Dass es in Südtirol kaum möglich ist von Kunst zu leben wenn man nicht alpenländische Bilder von Edelweiß und Bergen malt oder Krippenfiguren schnitzt, was wohl der Hauptgrund dass die meisten zeitgenössischen Künstler*innen einen Nebenjob haben, liegt genau an dem eingeschränkten Verständnis des Kunstbegriffs, dass ich hier bestätigt sehe.
Folgt man Ihrer Logik und würde man die Landwirtschaft nicht so subventionieren wie es gerade passiert, müssten die Bauern sich auch einen Nebenjob suchen und wären wohl nur Hobby-Bauern, die spätestens dann schon gar keinen Anspruch auf Subvention mehr haben.
Dass das so nicht funktionieren kann liegt wohl auf der Hand.

Ritratto di elisabeth garber
elisabeth garber 21 Settembre, 2020 - 12:52

So ein Nicknamen ist eine Zumutung. @"Künstler Schwein"

Ritratto di elisabeth garber
elisabeth garber 24 Settembre, 2020 - 09:31

@SCM So ein nickname "Künstler Schwein" ist eine Zumutung.

Ritratto di Martin Koellensperger
Martin Koellensperger 21 Settembre, 2020 - 14:37

"Was diese Vorgehensweise mit der Komposition von Musik oder gar mit Kunst zu tun haben soll, lasse ich mal dahingestellt. Auf jeden Fall ist die Montage von Klangschnipseln nicht mit der kreativen Arbeit eines Musikers gleichzusetzen, der beispielsweise ein Instrument studiert hat und jahrelang regelmäßig auf der Bühne steht oder bei unzähligen Musikproduktionen mitgewirkt hat und somit seinen künstlerischen Beitrag für die Kultur dieses Landes leistet"
Was macht denn ein "klassischer" Musiker denn anderes, als Klangschnipsel zu montieren? Einige können sie noch am Stück auf ihrem Instrument einspielen, andere brauchen dazu Zig Anläufe und andere wiederum greifen auf Studiomusiker (wie Sie einer waren) zurück. Manuel Oberkalmsteiner nutzt seine Samples und setzt sie zusammen wie Sie die einzelnen Takes zu einem Song zusammensetzen.
Bei vielen Songs der Rock und Pop Musik stammen weder Musik noch Text vom gefeierten "Künstler", ohne Autotune könnte er nicht singen und der Tonmeister entschiedet, wie sich der Song am Ende anhört. Sie sehen sich wohl auch selbst als Künstler. Genauso wie Manuel Oberkalmsteiner. Ob er sich selbst überschätzt oder ob er ein verkanntes Genie ist liegt nicht im Ermessen des Kulturamtes. Ein Teilzeitjob als Ausschlußkriterium - dann wäre kaum ein Bauer mehr ein Bauer

Ritratto di Giovanett Reinhold
Giovanett Reinhold 21 Settembre, 2020 - 16:02

Also da muss ich vehement widersprechen ... Zolf & Saturn (= Manuel Oberkalmsteiner) ist ein innovativer Künstler und Musiker und gehört in meinen Augen zu den interessantesten Künstlern/Musikern der letzten Jahre hierzulande. Er sucht und nutzt neue Wege, neue Zugänge und verlässt auch die eine oder andere Grenze. Nur so kann sich Musik (und Kunst) weiterentwickeln.

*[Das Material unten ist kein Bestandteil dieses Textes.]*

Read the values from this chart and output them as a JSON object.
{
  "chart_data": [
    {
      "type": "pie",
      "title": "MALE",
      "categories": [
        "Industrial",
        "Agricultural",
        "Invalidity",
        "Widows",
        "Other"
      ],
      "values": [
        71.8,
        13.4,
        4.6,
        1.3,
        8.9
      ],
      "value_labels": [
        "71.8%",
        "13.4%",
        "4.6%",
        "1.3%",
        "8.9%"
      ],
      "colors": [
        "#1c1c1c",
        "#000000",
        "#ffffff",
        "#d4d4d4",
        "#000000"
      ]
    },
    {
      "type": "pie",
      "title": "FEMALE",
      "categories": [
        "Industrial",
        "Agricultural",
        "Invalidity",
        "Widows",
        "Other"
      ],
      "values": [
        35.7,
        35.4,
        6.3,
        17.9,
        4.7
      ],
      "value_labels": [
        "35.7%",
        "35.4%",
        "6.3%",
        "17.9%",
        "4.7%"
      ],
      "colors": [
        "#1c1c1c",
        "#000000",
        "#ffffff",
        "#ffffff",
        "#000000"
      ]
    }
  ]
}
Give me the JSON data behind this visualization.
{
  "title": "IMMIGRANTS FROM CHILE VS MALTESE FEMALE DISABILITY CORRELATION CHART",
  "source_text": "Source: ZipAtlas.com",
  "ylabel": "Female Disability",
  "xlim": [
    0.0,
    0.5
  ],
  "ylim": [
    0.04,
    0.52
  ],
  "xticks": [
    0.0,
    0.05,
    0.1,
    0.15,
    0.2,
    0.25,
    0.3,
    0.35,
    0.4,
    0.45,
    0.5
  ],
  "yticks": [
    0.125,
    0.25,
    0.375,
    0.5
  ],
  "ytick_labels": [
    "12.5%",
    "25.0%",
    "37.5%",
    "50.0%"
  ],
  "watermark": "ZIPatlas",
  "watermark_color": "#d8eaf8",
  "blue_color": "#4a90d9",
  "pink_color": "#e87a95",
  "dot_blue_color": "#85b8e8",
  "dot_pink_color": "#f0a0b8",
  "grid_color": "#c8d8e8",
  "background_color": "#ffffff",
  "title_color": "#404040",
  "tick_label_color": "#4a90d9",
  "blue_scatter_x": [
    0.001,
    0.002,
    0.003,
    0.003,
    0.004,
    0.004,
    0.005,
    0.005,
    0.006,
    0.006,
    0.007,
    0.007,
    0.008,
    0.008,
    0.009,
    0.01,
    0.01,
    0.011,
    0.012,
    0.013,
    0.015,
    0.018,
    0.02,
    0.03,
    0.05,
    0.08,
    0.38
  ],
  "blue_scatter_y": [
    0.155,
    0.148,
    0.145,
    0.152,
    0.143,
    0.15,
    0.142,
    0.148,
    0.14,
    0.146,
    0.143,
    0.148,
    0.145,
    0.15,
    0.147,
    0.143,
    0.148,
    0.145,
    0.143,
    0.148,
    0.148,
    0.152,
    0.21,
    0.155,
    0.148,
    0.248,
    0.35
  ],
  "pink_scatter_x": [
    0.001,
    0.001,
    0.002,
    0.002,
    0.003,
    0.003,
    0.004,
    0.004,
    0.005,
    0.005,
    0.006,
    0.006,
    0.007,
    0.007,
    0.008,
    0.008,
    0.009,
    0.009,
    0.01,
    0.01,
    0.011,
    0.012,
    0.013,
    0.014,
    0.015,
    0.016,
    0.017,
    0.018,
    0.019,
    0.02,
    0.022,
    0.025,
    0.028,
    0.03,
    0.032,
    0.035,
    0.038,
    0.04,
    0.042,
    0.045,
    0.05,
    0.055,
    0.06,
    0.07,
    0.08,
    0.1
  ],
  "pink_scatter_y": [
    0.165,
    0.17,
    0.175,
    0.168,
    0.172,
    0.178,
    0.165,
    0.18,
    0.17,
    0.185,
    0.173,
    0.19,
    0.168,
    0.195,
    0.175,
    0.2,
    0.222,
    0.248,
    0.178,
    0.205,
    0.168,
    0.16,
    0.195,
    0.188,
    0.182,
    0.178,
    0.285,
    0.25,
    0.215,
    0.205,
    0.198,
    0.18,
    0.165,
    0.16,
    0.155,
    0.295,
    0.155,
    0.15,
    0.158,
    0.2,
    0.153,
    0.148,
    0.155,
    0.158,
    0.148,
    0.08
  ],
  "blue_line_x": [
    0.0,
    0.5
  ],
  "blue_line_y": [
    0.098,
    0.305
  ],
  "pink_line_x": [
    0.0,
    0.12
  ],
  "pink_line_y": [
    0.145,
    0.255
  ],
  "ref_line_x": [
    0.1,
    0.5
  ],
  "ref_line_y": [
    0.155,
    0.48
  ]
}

Ritratto di Klemens Riegler
Klemens Riegler 30 Agosto, 2020 - 17:21

Gregor Marini hat mit seinem Kommentar eine wichtige, weitere Seite zum Thema aufgeschlagen. Ich will nicht urteilen ob das was Oberkalmsteiner macht nun Kunst ist oder nicht. Darüber (und über Kunst im Allgemeinen) ließe sich sicher lang streiten. Wichtig ist sicherlich der Aspekt ob ein/e Künstler/in von seiner/ihrer Kunst "gelebt hat" oder noch lebt. Vielleicht fällt Oberkalmsteiner ja auch deshalb "durch". Jedenfalls hat es derzeit jemand mit Teilzeitjob sicher leichter als Vollzeitkünstler ohne irgendwelche Einnahmen. Diese brauchen die Unterstützung freilich sehr dringend. Und das verfügbare Geld wird wohl auch dafür nicht reichen.
Zitat Marini: " ... vielleicht aus Anstand oder einfach aus Mangel an Selbstüberschätzung" ... oder aus SOLIDARITÄT, damit es jene kriegen die es notwendiger haben: Ab jetzt z.B. viele Musiker oder Theaterspieler. Also Künstler/innen die von öffentlichen Aufführungen & Publikum leben und keine Ausfallhaftungen über den Kulturfonds (via Veranstalter) erhalten haben.